Even when the pitch is all but lost, it has been known for an agency to turn the client's head, and not just as result of a weekend's round of golf. In 1999, HHCL & Partners believed that it had won the Rover account. M&C Saatchi had pitched, but its work had been dismissed. Rather than take no for an answer, M&C's pitch team, headed by the then joint chief executive, Moray MacLennan, completely revised the work over a weekend. They persuaded the client to put it into research and won the business.
MacLennan, now the chairman of M&C Saatchi, says: "We've done everything, from sending an e-mail saying that it's lovely to meet you, to rewriting the whole presentation and sending it to the client within 24 hours."
Even if an agency fails to win a pitch, maintaining a relationship with the client can pay dividends in the long term. There are plenty of examples where a business has appointed an agency after a pitch, only for the relationship not to work out, whereupon the client has approached one of the losing shops. WCRS's continuing dialogue with the Weetabix client was vital in landing the business the second time around earlier this year.
There are other constructive post-pitch possibilities. The first thing clients will probably do after the pitch is to delve into their pitch pack, which can be laced, goody-bag style, with seductive extras - T-shirts, DVDs and knick-knacks. It's been known for agencies to find a remarkable link between their creative idea and expensive perfume or designer sunglasses, which lie in wait after the event.
It's not uncommon for agencies to ask for another meeting. It's unlikely that the client will agree, but representing new ideas or strategies in the light of pitch conversations is generally fair play. At WCRS, the new-business director, Matt Edwards, describes how, after the Kerrygold pitch, the team went back with further TV creative work before clinching the deal.
Depending on the client, enthusiastic follow-up can be impressive. Helen Kimber, the business development director at RKCR/Y&R, deploys various tactics. "We might give them new work, which wasn't ready to show in the pitch meeting, or contact them just after we won a new award, such as the IPA Effectiveness Grand Prix," she says.
Another initiative that can go down well is a bit of personnel reshuffling, where it makes sense to offer a different team from the one suggested at the pitch. It's a move that wins approval from Suki Thompson, the managing director of The Haystack Group. "Changing the team or bringing in new people to help the client to make a decision is a smart thing to do," she says.
Most clients will want to talk money and logistics after the pitch, but before signing on the dotted line. This leaves some room for an agency to undercut its rivals. "Some agencies come back to suggest cutting their fees," Thompson adds. "There are clients that are definitely interested in this."

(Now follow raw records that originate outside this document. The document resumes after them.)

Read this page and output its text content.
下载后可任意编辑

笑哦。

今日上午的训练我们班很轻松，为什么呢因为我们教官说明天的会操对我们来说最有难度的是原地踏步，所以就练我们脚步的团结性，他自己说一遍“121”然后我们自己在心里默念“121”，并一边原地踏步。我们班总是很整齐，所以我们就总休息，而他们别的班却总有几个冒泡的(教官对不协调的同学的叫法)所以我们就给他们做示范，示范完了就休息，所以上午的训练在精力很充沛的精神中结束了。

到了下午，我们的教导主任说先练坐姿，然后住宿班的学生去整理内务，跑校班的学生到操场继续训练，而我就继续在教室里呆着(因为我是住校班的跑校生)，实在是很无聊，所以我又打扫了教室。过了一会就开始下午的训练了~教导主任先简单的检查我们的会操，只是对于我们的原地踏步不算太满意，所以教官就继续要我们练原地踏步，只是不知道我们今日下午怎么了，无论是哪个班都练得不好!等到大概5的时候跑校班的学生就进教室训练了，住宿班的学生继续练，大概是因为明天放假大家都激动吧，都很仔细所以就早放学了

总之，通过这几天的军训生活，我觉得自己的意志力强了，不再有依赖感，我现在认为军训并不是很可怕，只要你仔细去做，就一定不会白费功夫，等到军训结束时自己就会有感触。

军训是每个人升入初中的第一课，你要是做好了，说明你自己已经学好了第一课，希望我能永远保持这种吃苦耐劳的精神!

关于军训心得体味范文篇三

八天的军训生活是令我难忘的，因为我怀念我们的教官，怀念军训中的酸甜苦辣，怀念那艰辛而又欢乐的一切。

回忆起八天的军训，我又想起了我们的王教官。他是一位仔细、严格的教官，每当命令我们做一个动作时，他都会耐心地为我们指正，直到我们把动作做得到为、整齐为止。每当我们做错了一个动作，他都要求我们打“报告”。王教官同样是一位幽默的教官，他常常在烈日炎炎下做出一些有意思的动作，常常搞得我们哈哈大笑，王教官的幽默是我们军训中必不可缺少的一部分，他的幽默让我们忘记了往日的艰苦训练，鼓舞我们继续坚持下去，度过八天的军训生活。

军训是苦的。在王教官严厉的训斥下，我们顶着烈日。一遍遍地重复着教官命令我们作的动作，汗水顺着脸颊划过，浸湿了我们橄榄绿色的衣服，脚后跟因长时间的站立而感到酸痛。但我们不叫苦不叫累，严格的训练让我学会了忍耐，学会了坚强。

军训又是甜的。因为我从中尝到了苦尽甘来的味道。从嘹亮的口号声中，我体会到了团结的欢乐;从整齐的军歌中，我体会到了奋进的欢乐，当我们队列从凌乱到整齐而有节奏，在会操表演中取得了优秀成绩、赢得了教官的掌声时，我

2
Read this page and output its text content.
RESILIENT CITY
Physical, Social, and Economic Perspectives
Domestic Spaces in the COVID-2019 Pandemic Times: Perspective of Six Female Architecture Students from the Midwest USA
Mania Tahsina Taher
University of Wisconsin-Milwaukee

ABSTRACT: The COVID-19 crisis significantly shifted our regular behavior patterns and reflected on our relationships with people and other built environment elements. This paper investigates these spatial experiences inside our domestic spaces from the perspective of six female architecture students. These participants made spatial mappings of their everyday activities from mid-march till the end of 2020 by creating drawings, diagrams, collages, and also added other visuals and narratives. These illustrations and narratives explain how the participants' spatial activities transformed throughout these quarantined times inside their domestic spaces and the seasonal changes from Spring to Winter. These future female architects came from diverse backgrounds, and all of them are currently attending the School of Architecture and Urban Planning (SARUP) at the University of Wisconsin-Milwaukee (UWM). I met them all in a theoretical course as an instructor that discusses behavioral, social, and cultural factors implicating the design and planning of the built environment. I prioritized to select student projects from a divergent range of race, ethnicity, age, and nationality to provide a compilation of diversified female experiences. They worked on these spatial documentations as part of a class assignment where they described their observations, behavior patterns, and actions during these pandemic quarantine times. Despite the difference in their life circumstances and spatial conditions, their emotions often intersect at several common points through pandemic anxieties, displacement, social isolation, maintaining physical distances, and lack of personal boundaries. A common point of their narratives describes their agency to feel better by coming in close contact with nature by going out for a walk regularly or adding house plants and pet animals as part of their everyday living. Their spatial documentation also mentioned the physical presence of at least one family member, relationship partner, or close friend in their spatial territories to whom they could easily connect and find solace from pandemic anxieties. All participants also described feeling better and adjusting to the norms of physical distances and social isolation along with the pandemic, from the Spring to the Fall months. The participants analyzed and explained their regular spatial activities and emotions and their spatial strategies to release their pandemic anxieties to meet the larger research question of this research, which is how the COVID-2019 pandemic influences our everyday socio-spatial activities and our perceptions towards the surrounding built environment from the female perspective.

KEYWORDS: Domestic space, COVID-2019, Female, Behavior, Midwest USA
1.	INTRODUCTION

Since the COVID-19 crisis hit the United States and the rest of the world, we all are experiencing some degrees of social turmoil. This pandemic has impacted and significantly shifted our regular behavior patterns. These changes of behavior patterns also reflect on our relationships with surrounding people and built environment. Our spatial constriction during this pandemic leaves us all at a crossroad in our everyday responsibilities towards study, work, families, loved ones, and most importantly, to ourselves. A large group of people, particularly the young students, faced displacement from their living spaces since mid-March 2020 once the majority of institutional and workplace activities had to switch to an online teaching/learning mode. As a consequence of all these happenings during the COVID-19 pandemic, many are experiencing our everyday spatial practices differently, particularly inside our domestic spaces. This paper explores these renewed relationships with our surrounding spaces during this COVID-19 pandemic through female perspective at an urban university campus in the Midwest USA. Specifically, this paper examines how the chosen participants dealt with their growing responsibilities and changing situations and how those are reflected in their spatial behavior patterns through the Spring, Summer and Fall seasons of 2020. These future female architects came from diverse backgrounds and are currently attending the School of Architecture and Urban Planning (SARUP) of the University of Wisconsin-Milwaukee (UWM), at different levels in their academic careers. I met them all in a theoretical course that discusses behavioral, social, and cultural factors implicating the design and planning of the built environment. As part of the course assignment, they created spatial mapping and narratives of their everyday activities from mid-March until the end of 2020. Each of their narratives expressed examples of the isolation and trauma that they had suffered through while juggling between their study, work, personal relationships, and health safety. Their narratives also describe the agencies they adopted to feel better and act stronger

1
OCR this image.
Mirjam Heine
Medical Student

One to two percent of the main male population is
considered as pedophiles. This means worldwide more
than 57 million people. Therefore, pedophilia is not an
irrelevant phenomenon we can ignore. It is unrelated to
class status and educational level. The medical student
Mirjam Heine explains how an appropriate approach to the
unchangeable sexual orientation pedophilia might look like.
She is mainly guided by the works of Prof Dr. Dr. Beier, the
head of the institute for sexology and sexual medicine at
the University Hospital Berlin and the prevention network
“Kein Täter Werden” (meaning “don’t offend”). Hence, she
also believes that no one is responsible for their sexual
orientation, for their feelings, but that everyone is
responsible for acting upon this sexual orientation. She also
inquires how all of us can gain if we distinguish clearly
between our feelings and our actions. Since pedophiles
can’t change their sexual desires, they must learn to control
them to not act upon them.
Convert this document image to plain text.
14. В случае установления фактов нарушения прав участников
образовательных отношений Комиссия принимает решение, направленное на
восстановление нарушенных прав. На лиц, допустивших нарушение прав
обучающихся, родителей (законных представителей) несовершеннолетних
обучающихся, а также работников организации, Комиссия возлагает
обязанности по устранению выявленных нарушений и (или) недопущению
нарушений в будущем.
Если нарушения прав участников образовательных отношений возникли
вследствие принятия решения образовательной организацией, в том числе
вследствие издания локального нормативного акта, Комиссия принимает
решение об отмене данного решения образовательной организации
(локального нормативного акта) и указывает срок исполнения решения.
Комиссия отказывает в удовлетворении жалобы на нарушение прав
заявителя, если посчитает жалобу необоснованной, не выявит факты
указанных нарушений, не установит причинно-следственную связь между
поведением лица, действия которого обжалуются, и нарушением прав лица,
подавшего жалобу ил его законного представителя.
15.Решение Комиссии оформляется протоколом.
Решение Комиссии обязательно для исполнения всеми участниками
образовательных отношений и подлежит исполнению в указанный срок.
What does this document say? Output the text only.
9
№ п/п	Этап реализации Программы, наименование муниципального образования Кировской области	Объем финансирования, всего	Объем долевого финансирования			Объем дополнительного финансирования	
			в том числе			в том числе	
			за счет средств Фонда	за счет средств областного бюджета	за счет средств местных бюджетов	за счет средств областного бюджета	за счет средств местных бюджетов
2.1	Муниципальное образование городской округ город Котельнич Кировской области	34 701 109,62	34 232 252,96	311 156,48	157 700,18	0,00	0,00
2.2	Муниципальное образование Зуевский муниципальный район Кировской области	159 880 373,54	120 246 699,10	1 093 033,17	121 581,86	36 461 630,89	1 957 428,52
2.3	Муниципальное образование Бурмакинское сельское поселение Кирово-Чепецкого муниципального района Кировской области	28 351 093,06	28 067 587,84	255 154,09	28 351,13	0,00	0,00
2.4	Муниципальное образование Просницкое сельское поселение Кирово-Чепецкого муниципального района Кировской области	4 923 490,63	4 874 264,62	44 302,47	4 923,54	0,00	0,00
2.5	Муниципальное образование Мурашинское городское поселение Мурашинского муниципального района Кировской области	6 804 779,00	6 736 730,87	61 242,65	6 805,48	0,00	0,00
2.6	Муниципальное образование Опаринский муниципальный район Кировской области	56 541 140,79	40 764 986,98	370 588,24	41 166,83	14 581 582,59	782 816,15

Casting aspersions on other agencies during the pitch isn't unheard of, either. Rumours flew around the British Airways pitch about espionage, end-lines and attempts to poison the client's mind against the competition's solution. Making the client aware of certain difficult situations that might exist at a rival agency is also a recognised tactic. On a more whimsical note, during a recent pitch for a tea brand, a flask of tea, sent by one agency, was handed to the client on arriving at a subsequent pitch, with the message: "Our tea is better than theirs."
So what does the client think of all this effort after the whistle has blown? Jeremy Davies, Abbey's director of brand and communications, says: "Generally, the process of reaching a decision is relatively difficult, and therefore when a decision is made, it's not necessarily helpful to be lobbied to change that decision." He can, however, see the point in some minor negotiating, when the difference between agency offerings is marginal.
But what about gimmicks and stunts? Well, Davies, for one, is a client who isn't all grey suit and procurement. "I'd be surprised if a gimmick on its own has ever won a pitch, but it can help to bring the strategy to life," he says.